This is a bot for the Halite 3 competition by two sigma. Each ship greedily finds the target according to an evaluation function, which is given to be halite at a square divided by the sum of distance from the ship to the square and from the square to the closest dropoff. The amount of halite a ship collects depends on the current turn and the currnet map state. The amount of halite a ship is willing to leave behind in a square depends on the current turn and the current map state.
A large portion of the code is for ensuring that the ship does not collide with own's ship and enemy's ship.
I use genetic algorithm to fine tune the parameter by making the bots play against themselves in Digital Ocean server. I regret doing this, as bots grow to become better at fighting among themselves and not against the general leaderboard.
Here's a picture of the bot in action:
The code is divided into three main parts:
- The navigator. The navigator answers where a ship should go by looking at the states of the map. It receives a ship assigned status and location, among other things, and assign a direction to the ship.

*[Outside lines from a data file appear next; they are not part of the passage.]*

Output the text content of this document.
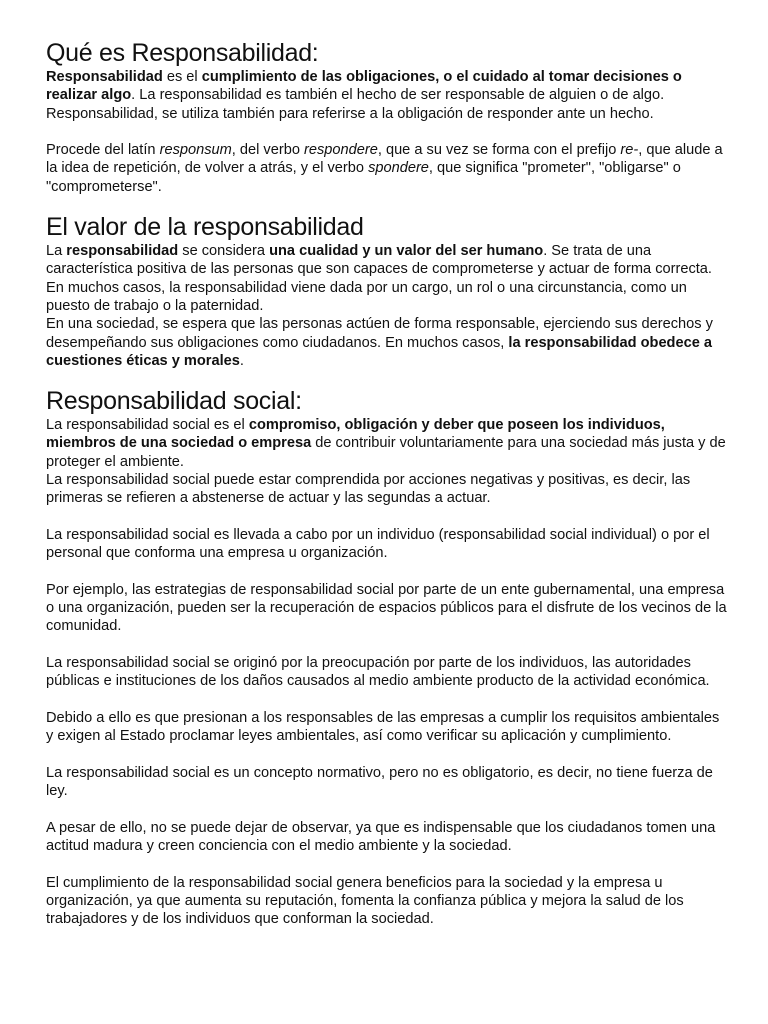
Qué es Responsabilidad:

Responsabilidad es el cumplimiento de las obligaciones, o el cuidado al tomar decisiones o realizar algo. La responsabilidad es también el hecho de ser responsable de alguien o de algo. Responsabilidad, se utiliza también para referirse a la obligación de responder ante un hecho.

Procede del latín responsum, del verbo respondere, que a su vez se forma con el prefijo re-, que alude a la idea de repetición, de volver a atrás, y el verbo spondere, que significa "prometer", "obligarse" o "comprometerse".

El valor de la responsabilidad

La responsabilidad se considera una cualidad y un valor del ser humano. Se trata de una característica positiva de las personas que son capaces de comprometerse y actuar de forma correcta. En muchos casos, la responsabilidad viene dada por un cargo, un rol o una circunstancia, como un puesto de trabajo o la paternidad.

En una sociedad, se espera que las personas actúen de forma responsable, ejerciendo sus derechos y desempeñando sus obligaciones como ciudadanos. En muchos casos, la responsabilidad obedece a cuestiones éticas y morales.

Responsabilidad social:

La responsabilidad social es el compromiso, obligación y deber que poseen los individuos, miembros de una sociedad o empresa de contribuir voluntariamente para una sociedad más justa y de proteger el ambiente.

La responsabilidad social puede estar comprendida por acciones negativas y positivas, es decir, las primeras se refieren a abstenerse de actuar y las segundas a actuar.

La responsabilidad social es llevada a cabo por un individuo (responsabilidad social individual) o por el personal que conforma una empresa u organización.

Por ejemplo, las estrategias de responsabilidad social por parte de un ente gubernamental, una empresa o una organización, pueden ser la recuperación de espacios públicos para el disfrute de los vecinos de la comunidad.

La responsabilidad social se originó por la preocupación por parte de los individuos, las autoridades públicas e instituciones de los daños causados al medio ambiente producto de la actividad económica.

Debido a ello es que presionan a los responsables de las empresas a cumplir los requisitos ambientales y exigen al Estado proclamar leyes ambientales, así como verificar su aplicación y cumplimiento.

La responsabilidad social es un concepto normativo, pero no es obligatorio, es decir, no tiene fuerza de ley.

A pesar de ello, no se puede dejar de observar, ya que es indispensable que los ciudadanos tomen una actitud madura y creen conciencia con el medio ambiente y la sociedad.

El cumplimiento de la responsabilidad social genera beneficios para la sociedad y la empresa u organización, ya que aumenta su reputación, fomenta la confianza pública y mejora la salud de los trabajadores y de los individuos que conforman la sociedad.
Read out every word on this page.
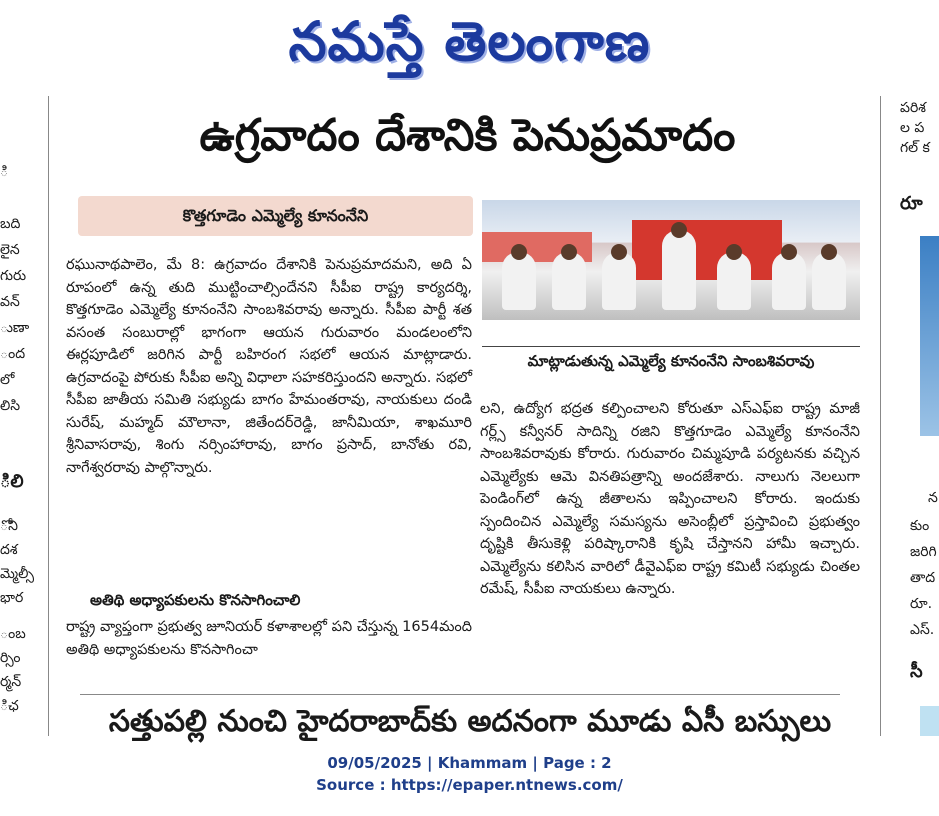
నమస్తే తెలంగాణ
ి
బది
లైన
గురు
వన్
ుణా
ంద
లో
లిసి
ిలి
ోని
దశ
మ్మెల్సీ
భార
ంబ
ర్సిం
ర్మన్
ిఛ
ఉగ్రవాదం దేశానికి పెనుప్రమాదం
కొత్తగూడెం ఎమ్మెల్యే కూనంనేని
రఘునాథపాలెం, మే 8: ఉగ్రవాదం దేశానికి పెనుప్రమాదమని, అది ఏ రూపంలో ఉన్న తుది ముట్టించాల్సిందేనని సీపీఐ రాష్ట్ర కార్యదర్శి, కొత్తగూడెం ఎమ్మెల్యే కూనంనేని సాంబశివరావు అన్నారు. సీపీఐ పార్టీ శత వసంత సంబురాల్లో భాగంగా ఆయన గురువారం మండలంలోని ఈర్లపూడిలో జరిగిన పార్టీ బహిరంగ సభలో ఆయన మాట్లాడారు. ఉగ్రవాదంపై పోరుకు సీపీఐ అన్ని విధాలా సహకరిస్తుందని అన్నారు. సభలో సీపీఐ జాతీయ సమితి సభ్యుడు బాగం హేమంతరావు, నాయకులు దండి సురేష్, మహ్మద్ మౌలానా, జితేందర్‌రెడ్డి, జానీమియా, శాఖమూరి శ్రీనివాసరావు, శింగు నర్సింహారావు, బాగం ప్రసాద్, బానోతు రవి, నాగేశ్వరరావు పాల్గొన్నారు.
అతిథి అధ్యాపకులను కొనసాగించాలి
రాష్ట్ర వ్యాప్తంగా ప్రభుత్వ జూనియర్ కళాశాలల్లో పని చేస్తున్న 1654మంది అతిథి అధ్యాపకులను కొనసాగించా
మాట్లాడుతున్న ఎమ్మెల్యే కూనంనేని సాంబశివరావు
లని, ఉద్యోగ భద్రత కల్పించాలని కోరుతూ ఎస్‌ఎఫ్‌ఐ రాష్ట్ర మాజీ గర్ల్స్ కన్వీనర్ సాదిన్ని రజిని కొత్తగూడెం ఎమ్మెల్యే కూనంనేని సాంబశివరావుకు కోరారు. గురువారం చిమ్మపూడి పర్యటనకు వచ్చిన ఎమ్మెల్యేకు ఆమె వినతిపత్రాన్ని అందజేశారు. నాలుగు నెలలుగా పెండింగ్‌లో ఉన్న జీతాలను ఇప్పించాలని కోరారు. ఇందుకు స్పందించిన ఎమ్మెల్యే సమస్యను అసెంబ్లీలో ప్రస్తావించి ప్రభుత్వం దృష్టికి తీసుకెళ్లి పరిష్కారానికి కృషి చేస్తానని హామీ ఇచ్చారు. ఎమ్మెల్యేను కలిసిన వారిలో డీవైఎఫ్‌ఐ రాష్ట్ర కమిటీ సభ్యుడు చింతల రమేష్, సీపీఐ నాయకులు ఉన్నారు.
పరిశ
ల ప
గల్ క
రూ
న
కుం
జరిగి
తాద
రూ.
ఎస్.
సీ
సత్తుపల్లి నుంచి హైదరాబాద్‌కు అదనంగా మూడు ఏసీ బస్సులు
09/05/2025 | Khammam | Page : 2
Source : https://epaper.ntnews.com/
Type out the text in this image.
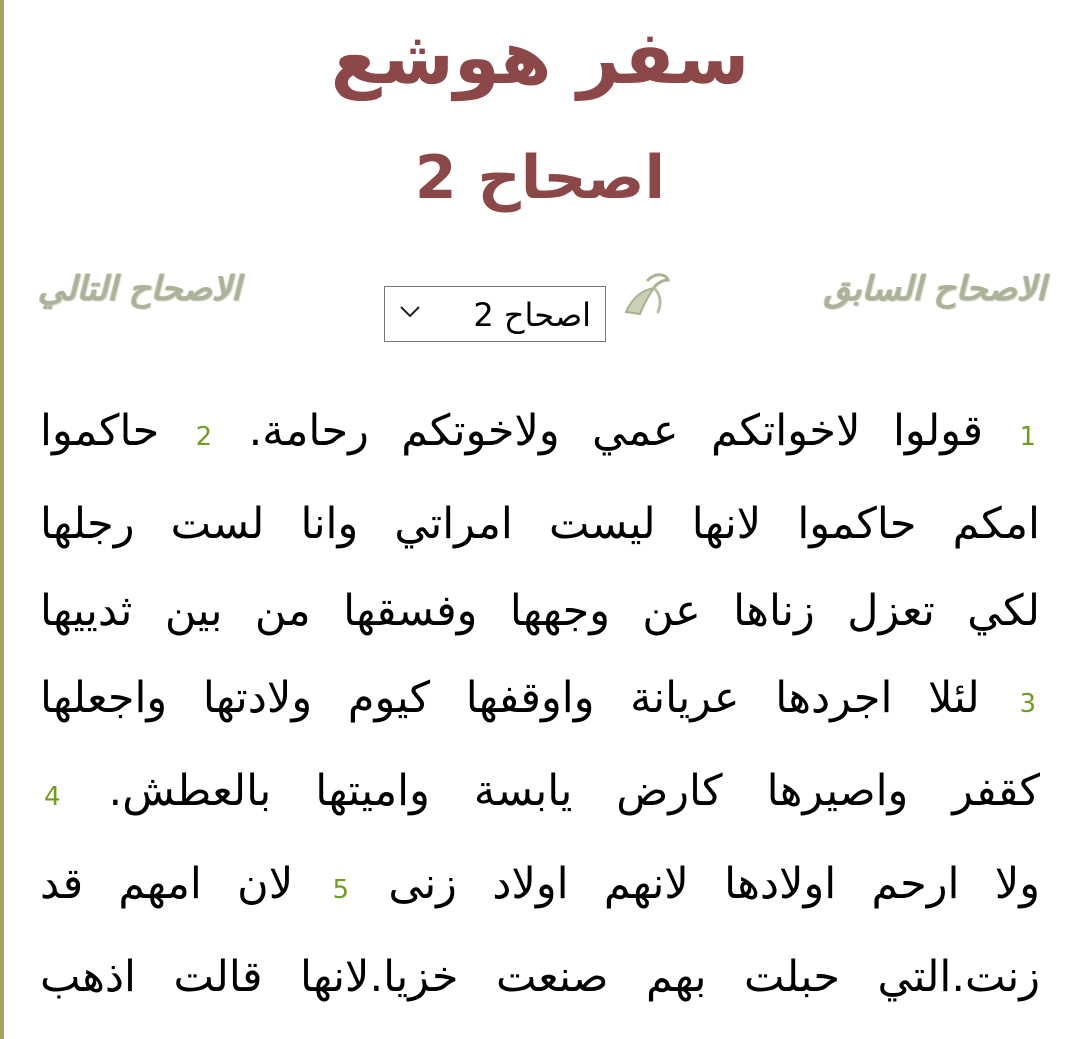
سفر هوشع
اصحاح 2
الاصحاح السابق
اصحاح 2
الاصحاح التالي
1 قولوا لاخواتكم عمي ولاخوتكم رحامة. 2 حاكموا
امكم حاكموا لانها ليست امراتي وانا لست رجلها
لكي تعزل زناها عن وجهها وفسقها من بين ثدييها
3 لئلا اجردها عريانة واوقفها كيوم ولادتها واجعلها
كقفر واصيرها كارض يابسة واميتها بالعطش. 4
ولا ارحم اولادها لانهم اولاد زنى 5 لان امهم قد
زنت.التي حبلت بهم صنعت خزيا.لانها قالت اذهب
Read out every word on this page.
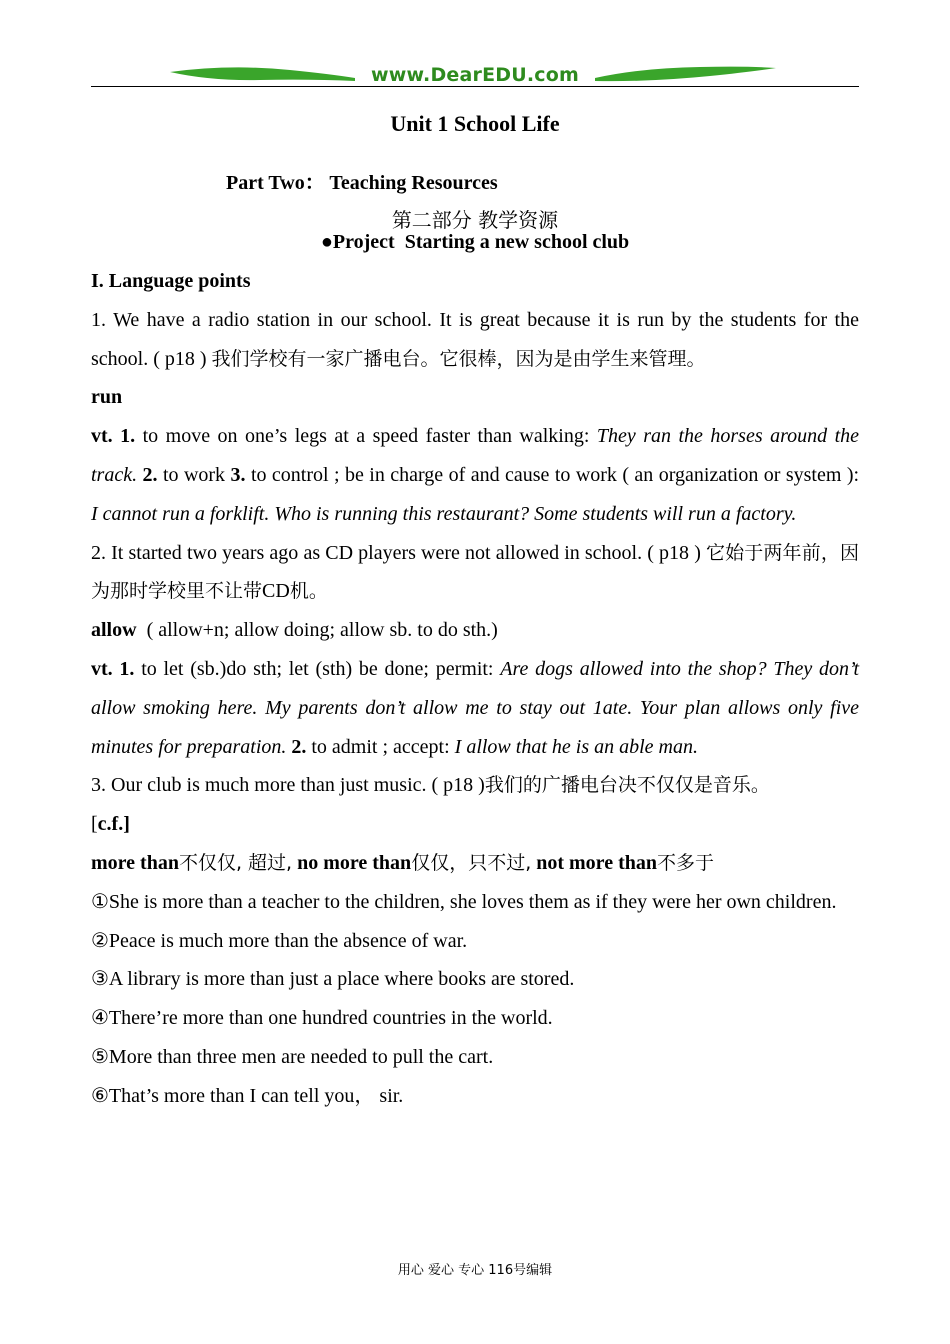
www.DearEDU.com
Unit 1 School Life
Part Two： Teaching Resources
第二部分 教学资源
●Project Starting a new school club

I. Language points

1. We have a radio station in our school. It is great because it is run by the students for the school. ( p18 ) 我们学校有一家广播电台。它很棒，因为是由学生来管理。

run

vt. 1. to move on one’s legs at a speed faster than walking: They ran the horses around the track. 2. to work 3. to control ; be in charge of and cause to work ( an organization or system ): I cannot run a forklift. Who is running this restaurant? Some students will run a factory.

2. It started two years ago as CD players were not allowed in school. ( p18 ) 它始于两年前，因为那时学校里不让带CD机。

allow ( allow+n; allow doing; allow sb. to do sth.)

vt. 1. to let (sb.)do sth; let (sth) be done; permit: Are dogs allowed into the shop? They don’t allow smoking here. My parents don’t allow me to stay out 1ate. Your plan allows only five minutes for preparation. 2. to admit ; accept: I allow that he is an able man.

3. Our club is much more than just music. ( p18 )我们的广播电台决不仅仅是音乐。

[c.f.]

more than不仅仅, 超过, no more than仅仅，只不过, not more than不多于

①She is more than a teacher to the children, she loves them as if they were her own children.

②Peace is much more than the absence of war.

③A library is more than just a place where books are stored.

④There’re more than one hundred countries in the world.

⑤More than three men are needed to pull the cart.

⑥That’s more than I can tell you， sir.

用心 爱心 专心 116号编辑
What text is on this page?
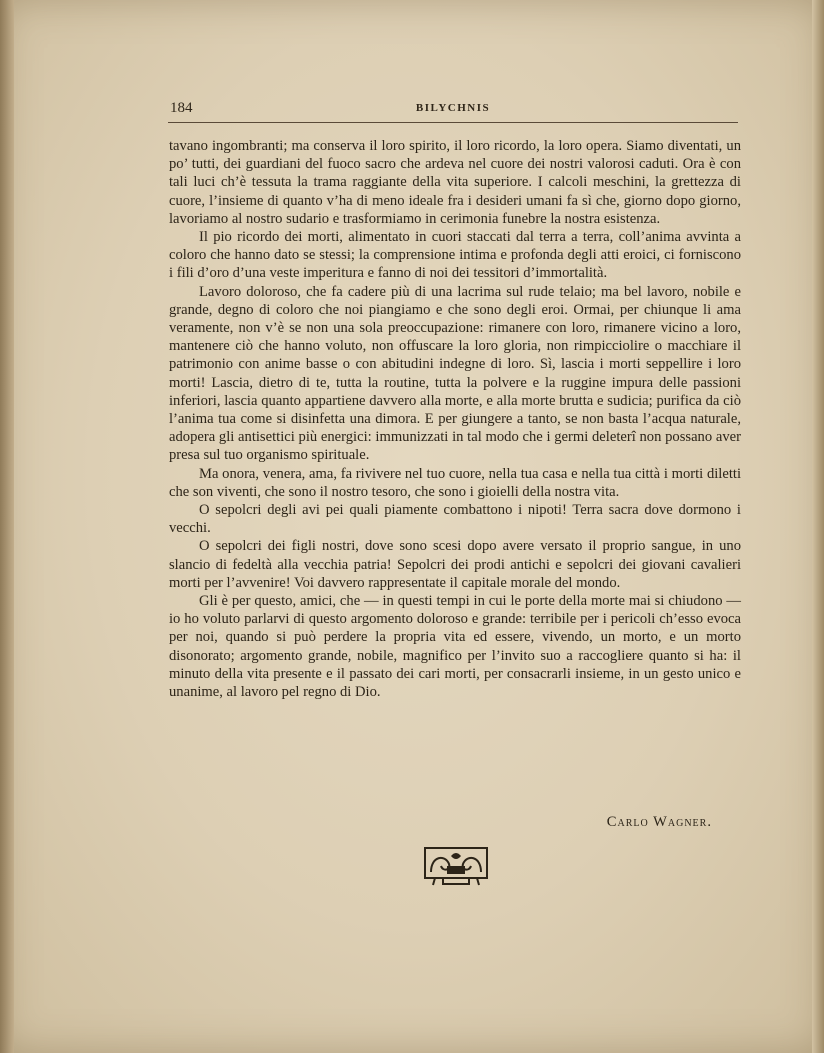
184	BILYCHNIS

tavano ingombranti; ma conserva il loro spirito, il loro ricordo, la loro opera. Siamo diventati, un po’ tutti, dei guardiani del fuoco sacro che ardeva nel cuore dei nostri valorosi caduti. Ora è con tali luci ch’è tessuta la trama raggiante della vita superiore. I calcoli meschini, la grettezza di cuore, l’insieme di quanto v’ha di meno ideale fra i desideri umani fa sì che, giorno dopo giorno, lavoriamo al nostro sudario e trasformiamo in cerimonia funebre la nostra esistenza.

Il pio ricordo dei morti, alimentato in cuori staccati dal terra a terra, coll’anima avvinta a coloro che hanno dato se stessi; la comprensione intima e profonda degli atti eroici, ci forniscono i fili d’oro d’una veste imperitura e fanno di noi dei tessitori d’immortalità.

Lavoro doloroso, che fa cadere più di una lacrima sul rude telaio; ma bel lavoro, nobile e grande, degno di coloro che noi piangiamo e che sono degli eroi. Ormai, per chiunque li ama veramente, non v’è se non una sola preoccupazione: rimanere con loro, rimanere vicino a loro, mantenere ciò che hanno voluto, non offuscare la loro gloria, non rimpicciolire o macchiare il patrimonio con anime basse o con abitudini indegne di loro. Sì, lascia i morti seppellire i loro morti! Lascia, dietro di te, tutta la routine, tutta la polvere e la ruggine impura delle passioni inferiori, lascia quanto appartiene davvero alla morte, e alla morte brutta e sudicia; purifica da ciò l’anima tua come si disinfetta una dimora. E per giungere a tanto, se non basta l’acqua naturale, adopera gli antisettici più energici: immunizzati in tal modo che i germi deleterî non possano aver presa sul tuo organismo spirituale.

Ma onora, venera, ama, fa rivivere nel tuo cuore, nella tua casa e nella tua città i morti diletti che son viventi, che sono il nostro tesoro, che sono i gioielli della nostra vita.

O sepolcri degli avi pei quali piamente combattono i nipoti! Terra sacra dove dormono i vecchi.

O sepolcri dei figli nostri, dove sono scesi dopo avere versato il proprio sangue, in uno slancio di fedeltà alla vecchia patria! Sepolcri dei prodi antichi e sepolcri dei giovani cavalieri morti per l’avvenire! Voi davvero rappresentate il capitale morale del mondo.

Gli è per questo, amici, che — in questi tempi in cui le porte della morte mai si chiudono — io ho voluto parlarvi di questo argomento doloroso e grande: terribile per i pericoli ch’esso evoca per noi, quando si può perdere la propria vita ed essere, vivendo, un morto, e un morto disonorato; argomento grande, nobile, magnifico per l’invito suo a raccogliere quanto si ha: il minuto della vita presente e il passato dei cari morti, per consacrarli insieme, in un gesto unico e unanime, al lavoro pel regno di Dio.

Carlo Wagner.
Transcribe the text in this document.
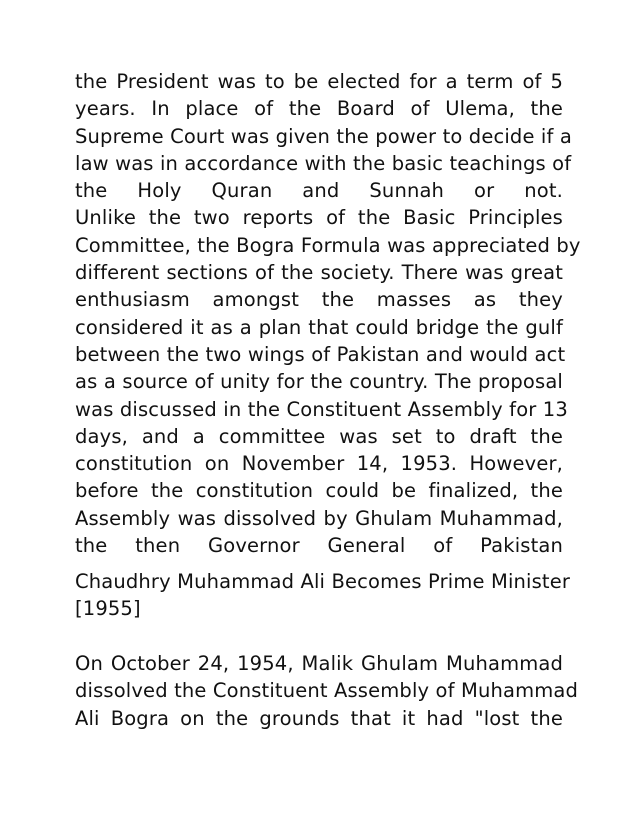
the President was to be elected for a term of 5
years. In place of the Board of Ulema, the
Supreme Court was given the power to decide if a
law was in accordance with the basic teachings of
the Holy Quran and Sunnah or not.
Unlike the two reports of the Basic Principles
Committee, the Bogra Formula was appreciated by
different sections of the society. There was great
enthusiasm amongst the masses as they
considered it as a plan that could bridge the gulf
between the two wings of Pakistan and would act
as a source of unity for the country. The proposal
was discussed in the Constituent Assembly for 13
days, and a committee was set to draft the
constitution on November 14, 1953. However,
before the constitution could be finalized, the
Assembly was dissolved by Ghulam Muhammad,
the then Governor General of Pakistan
Chaudhry Muhammad Ali Becomes Prime Minister
[1955]
On October 24, 1954, Malik Ghulam Muhammad
dissolved the Constituent Assembly of Muhammad
Ali Bogra on the grounds that it had "lost the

- The movement map. The movement receives the directional intent of every ship and resolves them as needed. It also takes care of not hitting enemy ships in a 4-player settings. When two ships is aiming to go to the same position, we raise a conflict. The job of the movement map is to resolve conflicts.
- The main. The main glues everything together.
See the bot in action at https://halite.io/user/?user_id=2892
Advice for myself next year:
- Rewrite the starter bot to fit my needs.
- Don't use the genetic algorithm, except when it is really called for. Use gradient descent or simpler algorithms that are easy to reason about. I think I would try CLOP next time.
- Write or rewrite some of the visualization tools before attempting to code.
- Think deeply about how things actually work before jumping in to coding. Come up with a correct mathmetical model first before optimizing or linearizing for performance.
- Keep track of the time different function/calculation the my bot uses before reasoning about performance. Use a profiler.